La richiesta è stata inviata lo scorso anno al Ministro della Salute Speranza, con una interrogazione dell'onorevole Binetti. Ed è stata anche scritta nero su bianco lo scorso aprile in una lettera al presidente della Repubblica Sergio Mattarella. Nella missiva Luciano ha scritto:

"Dal Ministero della Salute e dalla Direzione Sanitaria di Careggi, mi hanno indicato di richiedere la missione clinica degli specialisti, se non la presa in carico di Maura da parte dell'Azienda Sanitaria fiorentina, ovvero che mia moglie possa beneficiare delle sue cure (plasmaferesi, immunoglobuline, boli di cortisone e Monoclonale Rituximab) già presso la Riabilitazione, facendo intervenire quegli specialisti in ausilio, in supporto ai clinici della struttura riabilitativa. E' previsto, è soprattutto la condizione migliore per Maura". 

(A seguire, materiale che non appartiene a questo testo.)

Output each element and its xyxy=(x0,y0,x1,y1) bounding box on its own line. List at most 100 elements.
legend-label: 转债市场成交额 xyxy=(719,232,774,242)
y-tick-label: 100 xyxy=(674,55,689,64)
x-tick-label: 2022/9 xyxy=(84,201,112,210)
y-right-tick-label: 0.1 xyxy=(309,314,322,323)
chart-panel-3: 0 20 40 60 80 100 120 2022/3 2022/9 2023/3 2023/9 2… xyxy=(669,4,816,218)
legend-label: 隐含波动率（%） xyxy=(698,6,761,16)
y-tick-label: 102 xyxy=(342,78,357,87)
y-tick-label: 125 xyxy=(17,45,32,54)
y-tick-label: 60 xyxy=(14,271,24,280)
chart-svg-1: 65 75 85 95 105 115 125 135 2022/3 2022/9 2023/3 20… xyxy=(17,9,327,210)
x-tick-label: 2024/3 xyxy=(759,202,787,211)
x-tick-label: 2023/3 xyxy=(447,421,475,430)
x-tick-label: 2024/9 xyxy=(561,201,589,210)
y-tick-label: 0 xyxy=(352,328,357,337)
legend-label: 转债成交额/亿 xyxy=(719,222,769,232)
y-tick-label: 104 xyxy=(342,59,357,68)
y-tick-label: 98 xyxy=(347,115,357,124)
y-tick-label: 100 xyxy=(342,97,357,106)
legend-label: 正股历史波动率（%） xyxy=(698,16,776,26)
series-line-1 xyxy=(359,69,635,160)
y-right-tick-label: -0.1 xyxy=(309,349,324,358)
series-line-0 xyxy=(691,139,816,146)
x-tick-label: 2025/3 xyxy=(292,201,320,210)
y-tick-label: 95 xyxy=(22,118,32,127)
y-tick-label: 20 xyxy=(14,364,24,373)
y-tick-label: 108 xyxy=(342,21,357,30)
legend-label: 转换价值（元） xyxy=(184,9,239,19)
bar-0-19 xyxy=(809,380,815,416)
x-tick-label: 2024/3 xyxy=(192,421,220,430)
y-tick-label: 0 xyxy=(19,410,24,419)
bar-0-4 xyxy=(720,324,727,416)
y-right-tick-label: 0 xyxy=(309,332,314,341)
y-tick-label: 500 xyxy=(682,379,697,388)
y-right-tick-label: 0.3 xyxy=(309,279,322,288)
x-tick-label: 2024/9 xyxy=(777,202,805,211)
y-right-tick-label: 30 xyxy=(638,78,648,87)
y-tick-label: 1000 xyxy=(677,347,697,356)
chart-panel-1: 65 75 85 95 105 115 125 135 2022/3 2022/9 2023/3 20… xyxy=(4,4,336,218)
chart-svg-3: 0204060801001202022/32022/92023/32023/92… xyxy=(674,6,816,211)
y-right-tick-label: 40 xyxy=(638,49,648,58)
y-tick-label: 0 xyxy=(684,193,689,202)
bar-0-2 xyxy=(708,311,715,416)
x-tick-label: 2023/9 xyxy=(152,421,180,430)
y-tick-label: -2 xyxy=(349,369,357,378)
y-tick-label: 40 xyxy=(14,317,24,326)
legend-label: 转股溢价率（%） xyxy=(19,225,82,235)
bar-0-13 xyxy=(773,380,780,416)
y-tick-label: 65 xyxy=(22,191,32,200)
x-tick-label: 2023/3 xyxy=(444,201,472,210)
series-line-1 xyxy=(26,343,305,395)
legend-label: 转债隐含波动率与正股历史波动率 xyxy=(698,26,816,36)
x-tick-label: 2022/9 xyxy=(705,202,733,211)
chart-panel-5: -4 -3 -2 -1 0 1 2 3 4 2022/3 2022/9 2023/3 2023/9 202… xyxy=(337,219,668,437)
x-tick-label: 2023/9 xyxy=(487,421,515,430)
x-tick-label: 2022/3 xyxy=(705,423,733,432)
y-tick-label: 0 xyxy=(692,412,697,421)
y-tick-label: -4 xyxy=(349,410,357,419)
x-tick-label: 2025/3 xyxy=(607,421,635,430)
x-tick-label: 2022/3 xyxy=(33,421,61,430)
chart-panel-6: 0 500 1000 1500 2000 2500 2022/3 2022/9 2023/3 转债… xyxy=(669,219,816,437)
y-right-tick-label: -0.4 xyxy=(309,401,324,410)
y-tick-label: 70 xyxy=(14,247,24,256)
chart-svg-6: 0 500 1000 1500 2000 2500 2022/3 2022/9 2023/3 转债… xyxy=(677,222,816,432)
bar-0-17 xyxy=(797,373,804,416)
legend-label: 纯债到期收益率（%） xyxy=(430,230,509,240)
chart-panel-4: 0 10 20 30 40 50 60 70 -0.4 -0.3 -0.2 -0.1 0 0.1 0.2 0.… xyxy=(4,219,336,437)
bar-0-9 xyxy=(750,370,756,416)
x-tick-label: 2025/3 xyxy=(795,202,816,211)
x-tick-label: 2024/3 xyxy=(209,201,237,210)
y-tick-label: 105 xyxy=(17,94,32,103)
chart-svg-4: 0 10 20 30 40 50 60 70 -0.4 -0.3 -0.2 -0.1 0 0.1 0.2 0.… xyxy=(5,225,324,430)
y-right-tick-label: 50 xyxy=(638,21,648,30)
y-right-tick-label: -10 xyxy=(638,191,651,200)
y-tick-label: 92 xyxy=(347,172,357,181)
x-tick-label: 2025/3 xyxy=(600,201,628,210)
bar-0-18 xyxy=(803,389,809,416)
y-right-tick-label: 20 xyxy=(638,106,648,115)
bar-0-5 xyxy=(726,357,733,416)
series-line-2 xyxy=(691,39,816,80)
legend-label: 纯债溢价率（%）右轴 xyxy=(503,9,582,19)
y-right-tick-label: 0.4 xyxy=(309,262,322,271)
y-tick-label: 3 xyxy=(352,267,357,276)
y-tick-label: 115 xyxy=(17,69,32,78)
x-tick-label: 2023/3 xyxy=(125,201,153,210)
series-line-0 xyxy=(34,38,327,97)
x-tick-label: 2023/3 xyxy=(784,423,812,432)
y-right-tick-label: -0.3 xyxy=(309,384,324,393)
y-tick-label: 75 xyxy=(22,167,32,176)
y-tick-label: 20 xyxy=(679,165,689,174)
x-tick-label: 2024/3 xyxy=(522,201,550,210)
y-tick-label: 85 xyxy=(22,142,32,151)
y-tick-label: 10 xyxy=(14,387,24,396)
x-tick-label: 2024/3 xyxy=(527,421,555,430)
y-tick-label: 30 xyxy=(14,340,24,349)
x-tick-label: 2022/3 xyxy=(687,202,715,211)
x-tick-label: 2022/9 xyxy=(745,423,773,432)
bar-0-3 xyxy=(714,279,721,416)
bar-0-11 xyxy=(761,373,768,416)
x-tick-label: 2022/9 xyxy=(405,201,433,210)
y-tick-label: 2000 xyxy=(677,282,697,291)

Il marito racconta di essere  pronto anche a firmare per prendersi la responsabilità delle cure, purché queste terapie partano. Ma chiede che Maura non venga spostata: "La Clinica dove si trova la tratta in modo eccellente ed è vicina a casa nostra, a Laterina. Il personale che vi lavora ormai la conosce da cinque anni e soprattutto sa usare il pc per comunicare con Maura. Spostarla la esporrebbe a rischi enormi e lei potrebbe sentirsi isolata se non riuscisse a comunicare più con il resto del mondo".

A complicare la situazione - rallentando forse l'inizio delle terapie - c'è anche un contenzioso medico-legale avviato in seguito all'insorgere della polineuropatia. Un procedimento che si sta trascinando da tempo. Oggi però l'obiettivo principale della famiglia è quello di riuscire, dopo 9 anni e mezzo, a curare finalmente la giovane mamma.

"Maura può recuperare - il marito non si stancherà mai di dirlo - ma deve essere curata. La sua è una storia di grande amore: quello che nonostante tutto siamo riusciti a dare ai nostri figli, quello che hanno percepito tutte le persone che ci sono state vicine, quello che abbiamo dato e quello che ci è arrivato".